Technical highlights of Gearpump
Gearpump is a high performance, flexible, fault-tolerant, and responsive streaming platform with a lot of nice features, its technical highlights include:
Actors everywhere
The Actor model is a concurrency model proposed by Carl Hewitt at 1973. The Actor model is like a micro-service which is cohesive in the inside and isolated from other outside actors. Actors are the cornerstone of Gearpump, they provide facilities to do message passing, error handling, liveliness monitoring. Gearpump uses Actors everywhere; every entity within the cluster that can be treated as a service.
Exactly once Message Processing
Exactly once is defined as: the effect of a message will be calculated only once in the persisted state and computation errors in the history will not be propagated to future computations.
Topology DAG DSL
User can submit to Gearpump a computation DAG, which contains a list of nodes and edges, and each node can be parallelized to a set of tasks. Gearpump will then schedule and distribute different tasks in the DAG to different machines automatically. Each task will be started as an actor, which is long running micro-service.
Flow control
Gearpump has built-in support for flow control. For all message passing between different tasks, the framework will assure the upstream tasks will not flood the downstream tasks.
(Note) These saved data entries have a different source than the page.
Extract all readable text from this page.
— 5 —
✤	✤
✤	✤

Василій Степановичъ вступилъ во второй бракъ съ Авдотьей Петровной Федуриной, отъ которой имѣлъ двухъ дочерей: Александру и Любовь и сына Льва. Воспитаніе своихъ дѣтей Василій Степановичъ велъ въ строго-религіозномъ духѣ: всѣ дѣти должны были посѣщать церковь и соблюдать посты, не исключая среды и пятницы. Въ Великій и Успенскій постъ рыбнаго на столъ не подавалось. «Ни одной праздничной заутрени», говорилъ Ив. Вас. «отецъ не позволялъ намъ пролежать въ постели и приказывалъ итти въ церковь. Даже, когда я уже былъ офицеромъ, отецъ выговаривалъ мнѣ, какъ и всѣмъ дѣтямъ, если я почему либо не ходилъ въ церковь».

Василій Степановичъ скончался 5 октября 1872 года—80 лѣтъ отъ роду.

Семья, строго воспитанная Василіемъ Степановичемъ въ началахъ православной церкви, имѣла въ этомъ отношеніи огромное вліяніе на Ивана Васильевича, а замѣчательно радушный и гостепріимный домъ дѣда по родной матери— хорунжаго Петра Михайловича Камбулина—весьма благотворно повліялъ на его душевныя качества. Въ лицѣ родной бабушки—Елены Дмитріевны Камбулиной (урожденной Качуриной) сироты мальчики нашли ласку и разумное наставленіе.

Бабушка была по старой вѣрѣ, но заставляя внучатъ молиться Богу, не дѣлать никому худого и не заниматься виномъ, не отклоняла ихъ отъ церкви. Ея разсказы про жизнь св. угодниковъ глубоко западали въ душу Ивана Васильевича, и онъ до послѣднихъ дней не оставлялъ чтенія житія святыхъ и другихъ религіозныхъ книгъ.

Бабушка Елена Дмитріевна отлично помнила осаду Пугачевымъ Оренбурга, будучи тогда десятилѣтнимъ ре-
No inherent end to end latency
Gearpump is a message level streaming engine, which means every task in the DAG will process messages immediately upon receiving, and deliver messages to downstream immediately without waiting. Gearpump doesn't do batching when data sourcing.
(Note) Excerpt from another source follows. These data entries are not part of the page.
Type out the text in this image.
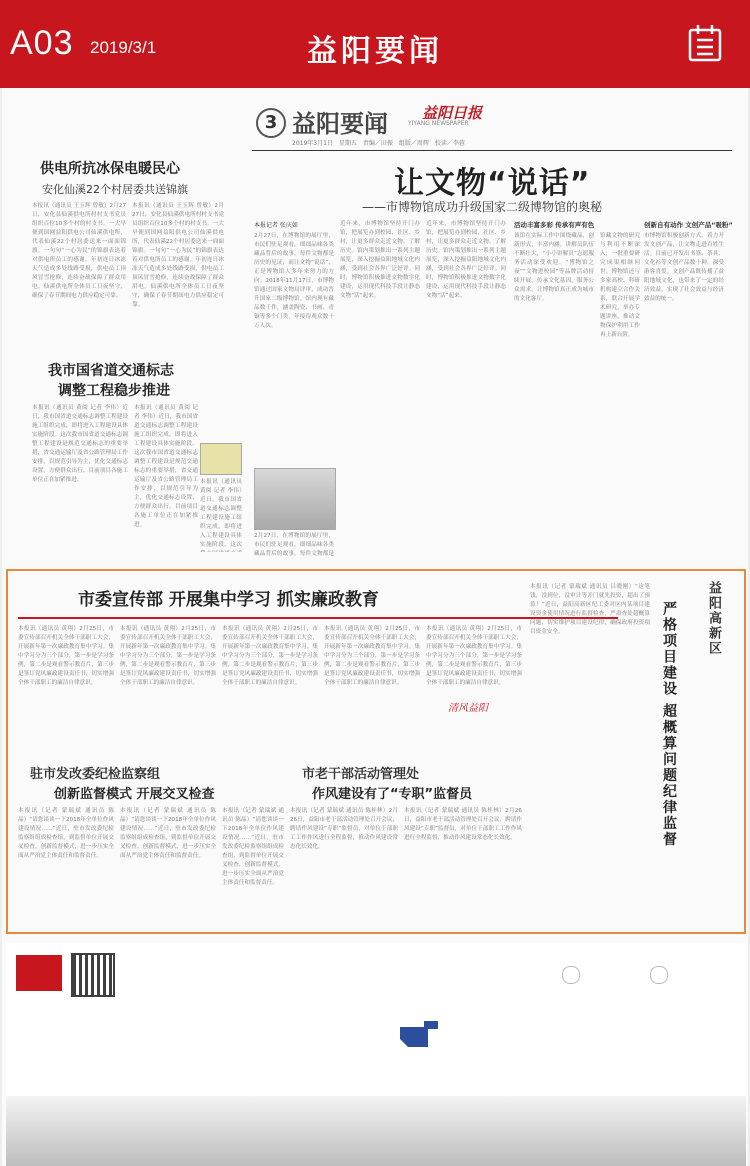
A03 2019/3/1	益阳要闻
3 益阳要闻	YIYANG NEWSPAPER
益阳日报
2019年3月1日　星期五　责编／田振　组版／周辉　校读／李蓉
供电所抗冰保电暖民心
安化仙溪22个村居委共送锦旗
本报讯（通讯员 王玉辉 曾敏）2月27日，安化县仙溪供电所村村支书党员组织百位10多个村的村支书。一大早便到国网益阳供电公司仙溪供电所，代表仙溪22个村居委送来一面面锦旗。一句句“一心为民”的锦旗表达着对供电所员工的感谢。年初连日冰冻天气造成多处线路受损，供电员工顶风冒雪抢修，连续奋战保障了群众用电。仙溪供电所全体员工日夜坚守，确保了春节期间电力供应稳定可靠。
本报讯（通讯员 王玉辉 曾敏）2月27日，安化县仙溪供电所村村支书党员组织百位10多个村的村支书。一大早便到国网益阳供电公司仙溪供电所，代表仙溪22个村居委送来一面面锦旗。一句句“一心为民”的锦旗表达着对供电所员工的感谢。年初连日冰冻天气造成多处线路受损，供电员工顶风冒雪抢修，连续奋战保障了群众用电。仙溪供电所全体员工日夜坚守，确保了春节期间电力供应稳定可靠。
我市国省道交通标志
调整工程稳步推进
本报讯（通讯员 黄阅 记者 李伟）近日，我市国省道交通标志调整工程建设施工组织完成，即将进入工程建设具体实施阶段。这次我市国省道交通标志调整工程建设是规范交通标志的重要举措，省交通运输厅及省公路管理局工作安排，以规范引导为主，优化交通标志设置，方便群众出行。目前项目各施工单位正在加紧推进。
本报讯（通讯员 黄阅 记者 李伟）近日，我市国省道交通标志调整工程建设施工组织完成，即将进入工程建设具体实施阶段。这次我市国省道交通标志调整工程建设是规范交通标志的重要举措，省交通运输厅及省公路管理局工作安排，以规范引导为主，优化交通标志设置，方便群众出行。目前项目各施工单位正在加紧推进。
本报讯（通讯员 黄阅 记者 李伟）近日，我市国省道交通标志调整工程建设施工组织完成，即将进入工程建设具体实施阶段。这次
让文物“说话”
——市博物馆成功升级国家二级博物馆的奥秘
本报记者 张庆如
2月27日，在博物馆的展厅里，市民们驻足观看，细细品味各类藏品背后的故事。每件文物都是历史的见证，而让文物“说话”，正是博物馆人多年来努力的方向。2018年11月17日，市博物馆通过国家文物局评审，成功晋升国家二级博物馆。馆内现有藏品数千件，涵盖陶瓷、书画、青铜等多个门类，年接待观众数十万人次。
2月27日，在博物馆的展厅里，市民们驻足观看，细细品味各类藏品背后的故事。每件文物都是
近年来，市博物馆坚持开门办馆，把展览办到校园、社区、乡村，让更多群众走近文物、了解历史。馆内策划推出一系列主题展览，深入挖掘益阳地域文化内涵，受到社会各界广泛好评。同时，博物馆积极推进文物数字化建设，运用现代科技手段让静态文物“活”起来。
近年来，市博物馆坚持开门办馆，把展览办到校园、社区、乡村，让更多群众走近文物、了解历史。馆内策划推出一系列主题展览，深入挖掘益阳地域文化内涵，受到社会各界广泛好评。同时，博物馆积极推进文物数字化建设，运用现代科技手段让静态文物“活”起来。
活动丰富多彩 传承有声有色
该馆在实际工作中围绕藏品，创新形式，丰富内涵。讲解员队伍不断壮大，“小小讲解员”志愿服务活动深受欢迎，“博物馆之夜”“文物进校园”等品牌活动持续开展，传承文化基因，服务公众需求，让博物馆真正成为城市的文化客厅。
馆藏文物的研究与利用不断深入，一批重要研究成果相继问世。博物馆还与多家高校、科研机构建立合作关系，联合开展学术研究，举办专题讲座，推动文物保护利用工作再上新台阶。
创新自有动作 文创产品“吸粉”
市博物馆积极创新方式，着力开发文创产品，让文物走进百姓生活。目前已开发出书签、茶具、文化衫等文创产品数十种，深受游客喜爱。文创产品既传播了益阳地域文化，也带来了一定的经济效益，实现了社会效益与经济效益的统一。
市委宣传部 开展集中学习 抓实廉政教育
本报讯（通讯员 黄翔）2月25日，市委宣传部召开机关全体干部职工大会，开展新年第一次廉政教育集中学习。集中学习分为三个部分，第一步是学习条例，第二步是观看警示教育片，第三步是签订党风廉政建设责任书，切实增强全体干部职工的廉洁自律意识。
本报讯（通讯员 黄翔）2月25日，市委宣传部召开机关全体干部职工大会，开展新年第一次廉政教育集中学习。集中学习分为三个部分，第一步是学习条例，第二步是观看警示教育片，第三步是签订党风廉政建设责任书，切实增强全体干部职工的廉洁自律意识。
本报讯（通讯员 黄翔）2月25日，市委宣传部召开机关全体干部职工大会，开展新年第一次廉政教育集中学习。集中学习分为三个部分，第一步是学习条例，第二步是观看警示教育片，第三步是签订党风廉政建设责任书，切实增强全体干部职工的廉洁自律意识。
本报讯（通讯员 黄翔）2月25日，市委宣传部召开机关全体干部职工大会，开展新年第一次廉政教育集中学习。集中学习分为三个部分，第一步是学习条例，第二步是观看警示教育片，第三步是签订党风廉政建设责任书，切实增强全体干部职工的廉洁自律意识。
清风益阳
本报讯（通讯员 黄翔）2月25日，市委宣传部召开机关全体干部职工大会，开展新年第一次廉政教育集中学习。集中学习分为三个部分，第一步是学习条例，第二步是观看警示教育片，第三步是签订党风廉政建设责任书，切实增强全体干部职工的廉洁自律意识。
驻市发改委纪检监察组
创新监督模式 开展交叉检查
本报讯（记者 蒙瑞斌 通讯员 陈晶）“请您谈谈一下2018年全单位作风建设情况……”近日，驻市发改委纪检监察组组成检查组，到监督单位开展交叉检查，创新监督模式，进一步压实全面从严治党主体责任和监督责任。
本报讯（记者 蒙瑞斌 通讯员 陈晶）“请您谈谈一下2018年全单位作风建设情况……”近日，驻市发改委纪检监察组组成检查组，到监督单位开展交叉检查，创新监督模式，进一步压实全面从严治党主体责任和监督责任。
本报讯（记者 蒙瑞斌 通讯员 陈晶）“请您谈谈一下2018年全单位作风建设情况……”近日，驻市发改委纪检监察组组成检查组，到监督单位开展交叉检查，创新监督模式，进一步压实全面从严治党主体责任和监督责任。
市老干部活动管理处
作风建设有了“专职”监督员
本报讯（记者 蒙瑞斌 通讯员 陈桂林）2月26日，益阳市老干部活动管理处召开会议，聘请作风建设“专职”监督员，对单位干部职工工作作风进行全程监督，推动作风建设常态化长效化。
本报讯（记者 蒙瑞斌 通讯员 陈桂林）2月26日，益阳市老干部活动管理处召开会议，聘请作风建设“专职”监督员，对单位干部职工工作作风进行全程监督，推动作风建设常态化长效化。
益阳高新区
严格项目建设 超概算问题纪律监督
本报讯（记者 蒙瑞斌 通讯员 吕晓刚）“这笔钱，没到位，没审计等开门就先投资，超出了预算！”近日，益阳高新区纪工委对区内某项目建设资金使用情况进行监督检查，严肃查处超概算问题，切实维护项目建设纪律，确保政府投资项目资金安全。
High Performance message passing
By implementing smart batching strategies, Gearpump is extremely effective in transferring small messages. In one test of 4 machines, the whole cluster throughput can reach 18 million messages per second, with message size of 100 bytes.
High availability, No single point of failure
Gearpump has a careful design for high availability. We have considered message loss, worker machine crash, application crash, master crash, brain-split, and have made sure Gearpump recovers when these errors may occur. When there is message loss, the lost message will be replayed; when there is a worker machine crash or application crash, the related computation tasks will be rescheduled on new machines. For master high availability, several master nodes will form a Akka cluster, and CRDTs (conflict free data types) are used to exchange the state, so as long as there is still a quorum, the master will stay functional. When one master node fails, other master nodes in the cluster will take over and state will be recovered.
Dynamic Computation DAG
Gearpump provides a feature which allows the user to dynamically add, remove, or replace a sub graph at runtime, without the need to restart the whole computation topology.
Able to handle out of order messages
For a window operation like moving average on a sliding window, it is important to make sure we have received all messages in that time window so that we can get an accurate result, but how do we handle stranglers or late arriving messages? Gearpump solves this problem by tracking the low watermark of timestamp of all messages, so it knows whether we've received all the messages in the time window or not.
Customizable platform
Different applications have different requirements related to performance metrics, some may want higher throughput, some may require strong eventual data consistency; and different applications have different resource requirements profiles, some may demand high CPU performance, some may require data locality. Gearpump meets these requirements by allowing the user to arbitrate between different performance metrics and define customized resource scheduling strategies.
Built-in Dashboard UI
Gearpump has a built-in dashboard UI to manage the cluster and visualize the applications. The UI uses REST calls to connect with backend, so it is easy to embed the UI within other dashboards.
Data connectors for Kafka and HDFS
Gearpump has built-in data connectors for Kafka and HDFS. For the Kafka connector, we support message replay from a specified timestamp.